When releasing the shoe from the fixed state, the cyclist turns the shoe about an axis perpendicular or approximately perpendicular to treads of the pedal, using the front end of the cleat 45 as a pivotal point. As a result of this pivotal movement, the rear hook 41 moves from a recess D defining the engaging portion 45a and mounts an adjacent non-recessed portion E. This causes the rear hook 41 to pivot rearwardly to the disengaging position against the force of spring 42, thereby releasing the shoe.
However, according to the known construction noted above, the shoe is releasable from the pedal only by turning the shoe about an imaginary axis perpendicular or approximately perpendicular to the treads of the pedal, using the front end of the cleat 45 as a pivotal point.
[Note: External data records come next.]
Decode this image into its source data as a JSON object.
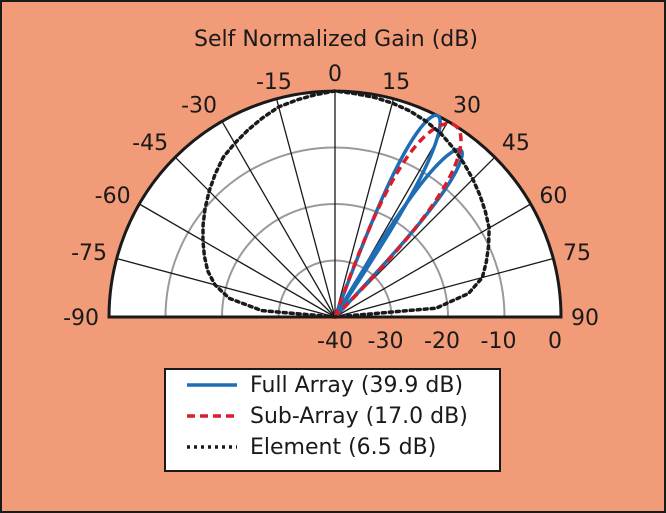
{
  "chart_data": {
    "type": "polar",
    "title": "Self Normalized Gain (dB)",
    "angle_ticks": [
      "-90",
      "-75",
      "-60",
      "-45",
      "-30",
      "-15",
      "0",
      "15",
      "30",
      "45",
      "60",
      "75",
      "90"
    ],
    "angle_tick_values": [
      -90,
      -75,
      -60,
      -45,
      -30,
      -15,
      0,
      15,
      30,
      45,
      60,
      75,
      90
    ],
    "radial_ticks": [
      "-40",
      "-30",
      "-20",
      "-10",
      "0"
    ],
    "radial_tick_values": [
      -40,
      -30,
      -20,
      -10,
      0
    ],
    "radial_range": [
      -40,
      0
    ],
    "angle_range": [
      -90,
      90
    ],
    "grid": true,
    "legend_position": "bottom-center",
    "series": [
      {
        "name": "Full Array (39.9 dB)",
        "color": "#1f6db5",
        "style": "solid",
        "lobes": [
          {
            "center_deg": 27,
            "peak_db": 0,
            "null_halfwidth_deg": 7
          },
          {
            "center_deg": 37,
            "peak_db": -3,
            "null_halfwidth_deg": 7
          }
        ]
      },
      {
        "name": "Sub-Array (17.0 dB)",
        "color": "#d81e2a",
        "style": "dashed",
        "lobes": [
          {
            "center_deg": 32,
            "peak_db": 0,
            "null_halfwidth_deg": 13
          }
        ]
      },
      {
        "name": "Element (6.5 dB)",
        "color": "#1a1a1a",
        "style": "dotted",
        "points": [
          [
            -90,
            -40
          ],
          [
            -85,
            -27
          ],
          [
            -80,
            -21
          ],
          [
            -75,
            -18
          ],
          [
            -70,
            -16
          ],
          [
            -65,
            -14.5
          ],
          [
            -60,
            -13
          ],
          [
            -55,
            -11.5
          ],
          [
            -50,
            -10
          ],
          [
            -45,
            -8.5
          ],
          [
            -40,
            -7
          ],
          [
            -35,
            -5.5
          ],
          [
            -30,
            -4.5
          ],
          [
            -25,
            -3.5
          ],
          [
            -20,
            -2.5
          ],
          [
            -15,
            -1.5
          ],
          [
            -10,
            -1
          ],
          [
            -5,
            -0.5
          ],
          [
            0,
            0
          ],
          [
            5,
            -0.3
          ],
          [
            10,
            -0.5
          ],
          [
            15,
            -0.8
          ],
          [
            20,
            -1.2
          ],
          [
            25,
            -1.8
          ],
          [
            30,
            -2.5
          ],
          [
            35,
            -3.5
          ],
          [
            40,
            -4.5
          ],
          [
            45,
            -5.5
          ],
          [
            50,
            -6.5
          ],
          [
            55,
            -7.5
          ],
          [
            60,
            -8.5
          ],
          [
            65,
            -10
          ],
          [
            70,
            -11.5
          ],
          [
            75,
            -13
          ],
          [
            80,
            -16
          ],
          [
            85,
            -22
          ],
          [
            90,
            -40
          ]
        ]
      }
    ]
  }
}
With the known construction, therefore, the shoe may not be released from the pedal when, for example, the cyclist falls over to the ground and tilts the shoe sideways relative to the pedal treads.
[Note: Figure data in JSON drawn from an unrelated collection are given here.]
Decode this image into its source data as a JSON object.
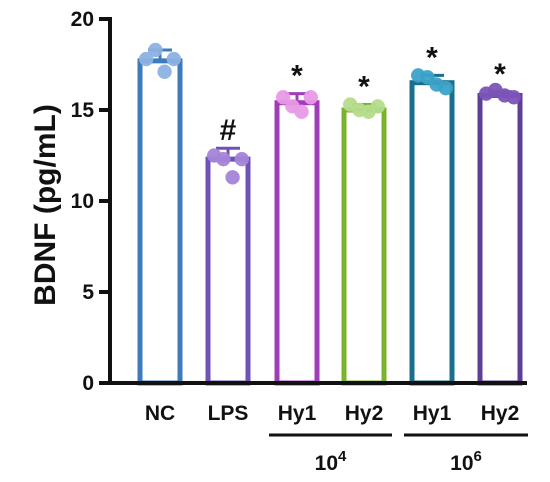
{
  "chart_data": {
    "type": "bar",
    "ylabel": "BDNF (pg/mL)",
    "ylim": [
      0,
      20
    ],
    "yticks": [
      "0",
      "5",
      "10",
      "15",
      "20"
    ],
    "grid": false,
    "categories": [
      "NC",
      "LPS",
      "Hy1",
      "Hy2",
      "Hy1",
      "Hy2"
    ],
    "values": [
      17.7,
      12.3,
      15.4,
      15.0,
      16.5,
      15.8
    ],
    "errors": [
      0.6,
      0.6,
      0.5,
      0.3,
      0.4,
      0.2
    ],
    "points": [
      [
        17.8,
        18.3,
        17.1,
        17.8
      ],
      [
        12.5,
        12.3,
        11.3,
        12.3
      ],
      [
        15.7,
        15.2,
        14.9,
        15.7
      ],
      [
        15.3,
        15.0,
        14.9,
        15.2
      ],
      [
        16.9,
        16.8,
        16.4,
        16.2
      ],
      [
        15.9,
        16.1,
        15.8,
        15.7
      ]
    ],
    "annotations": [
      "",
      "#",
      "*",
      "*",
      "*",
      "*"
    ],
    "groups": [
      {
        "label_base": "10",
        "label_exp": "4",
        "span": [
          2,
          3
        ]
      },
      {
        "label_base": "10",
        "label_exp": "6",
        "span": [
          4,
          5
        ]
      }
    ],
    "colors": {
      "edge": [
        "#3d7bbd",
        "#6f52b6",
        "#a13cb8",
        "#79b32e",
        "#1a6f8c",
        "#5e3f95"
      ],
      "point": [
        "#8db2e3",
        "#a584d8",
        "#e79ae6",
        "#b5dd8c",
        "#3ba3c9",
        "#7c55b8"
      ],
      "axis": "#111111"
    }
  }
}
Further, the rigid connection between the shoe and bicycle pedal, according to the prior art as noted above, applies a treading force of the cyclist to the pedal effectively and reliably. On the other hand, in the case of a mountain bike which runs rough terrains, such a connection transmits violent vibrations resulting from the roughness of the terrain to the cyclist's foot. The known connecting structure between the bicycle pedal and cleat includes engaging members attached to the pedal shaft for connection to the shoe, and the shoe rests on the pedal through the engaging members. Moreover, such engaging members are generally formed of a highly rigid material to assure a strong connection to the shoe. Thus, the vibrations due to the roughness of the terrain are transmitted directly to the cyclist's foot without being damped, thereby straining the cyclist's foot.
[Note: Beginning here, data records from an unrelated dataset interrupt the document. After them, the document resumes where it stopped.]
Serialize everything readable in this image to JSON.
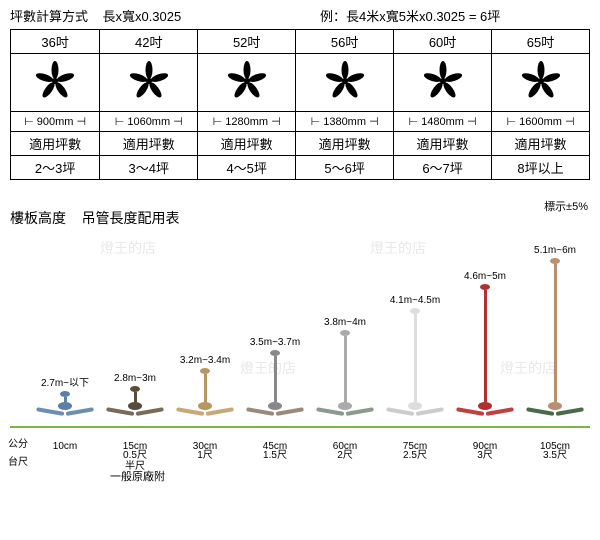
{
  "header": {
    "formula_label": "坪數計算方式",
    "formula": "長x寬x0.3025",
    "example_label": "例：",
    "example": "長4米x寬5米x0.3025 = 6坪"
  },
  "table": {
    "sizes": [
      "36吋",
      "42吋",
      "52吋",
      "56吋",
      "60吋",
      "65吋"
    ],
    "mm": [
      "900mm",
      "1060mm",
      "1280mm",
      "1380mm",
      "1480mm",
      "1600mm"
    ],
    "row_label": "適用坪數",
    "pings": [
      "2～3坪",
      "3～4坪",
      "4～5坪",
      "5～6坪",
      "6～7坪",
      "8坪以上"
    ]
  },
  "chart": {
    "title_a": "樓板高度",
    "title_b": "吊管長度配用表",
    "tolerance": "標示±5%",
    "axis_cm": "公分",
    "axis_chi": "台尺",
    "footer": "一般原廠附",
    "watermark": "燈王的店",
    "baseline_color": "#7cb342",
    "items": [
      {
        "height_label": "2.7m~以下",
        "rod_h": 5,
        "hub_color": "#5b7fa6",
        "blade_color": "#6b8fb0",
        "cm": "10cm",
        "chi": " "
      },
      {
        "height_label": "2.8m~3m",
        "rod_h": 10,
        "hub_color": "#5a4a3a",
        "blade_color": "#7a6a5a",
        "cm": "15cm",
        "chi": "0.5尺\n半尺"
      },
      {
        "height_label": "3.2m~3.4m",
        "rod_h": 28,
        "hub_color": "#b89660",
        "blade_color": "#c9a878",
        "cm": "30cm",
        "chi": "1尺"
      },
      {
        "height_label": "3.5m~3.7m",
        "rod_h": 46,
        "hub_color": "#888",
        "blade_color": "#9a8a7a",
        "cm": "45cm",
        "chi": "1.5尺"
      },
      {
        "height_label": "3.8m~4m",
        "rod_h": 66,
        "hub_color": "#aaa",
        "blade_color": "#8a9a8a",
        "cm": "60cm",
        "chi": "2尺"
      },
      {
        "height_label": "4.1m~4.5m",
        "rod_h": 88,
        "hub_color": "#ddd",
        "blade_color": "#ccc",
        "cm": "75cm",
        "chi": "2.5尺"
      },
      {
        "height_label": "4.6m~5m",
        "rod_h": 112,
        "hub_color": "#b03030",
        "blade_color": "#c04040",
        "cm": "90cm",
        "chi": "3尺"
      },
      {
        "height_label": "5.1m~6m",
        "rod_h": 138,
        "hub_color": "#b89070",
        "blade_color": "#4a6a4a",
        "cm": "105cm",
        "chi": "3.5尺"
      }
    ]
  }
}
Even in an ordinary run of the bicycle, the torsional force about the imaginary axis noted above may be applied to the shoe connected to the pedal body. When cornering on a mountain bike, for example, the cyclist may pedal the bike with only one foot in an unstable posture. To maintain his balance in such a condition, the cyclist turns the pedal body while applying a torsional force about the above-mentioned imaginary axis to the shoe connected to the pedal body. Further, when the cyclist pedals the bicycle without being seated on the saddle, the unstable posture could result in an inadvertent application of a torsional force about the imaginary axis to the shoe connected to the pedal body. According to the known structure noted above, the shoe could inadvertently disengage from the pedal body under the torsional force applied to the shoe connected to the pedal body. The cyclist faces a serious danger as a result of the shoe disengaging from the pedal body while the cyclist is in such an unstable posture. To prevent the shoe from inadvertently disengaging from the pedal body, it is conceivable to set the torsional force for turning the shoe about the imaginary axis to a high level. However, such a measure would be inappropriate since the shoe would not readily be released from the pedal body in an emergency, such as when the cyclist falls over.
Moreover, according to the known structure noted above, the shoe must be turned a great extent about the imaginary axis to become disengaged from the pedal body. In an emergency such as when the cyclist turns over, the shoe turned a small amount only results in re-engagement between the cleat and engaging members. The cyclist could be seriously injured with the shoe remaining caught with the pedal body.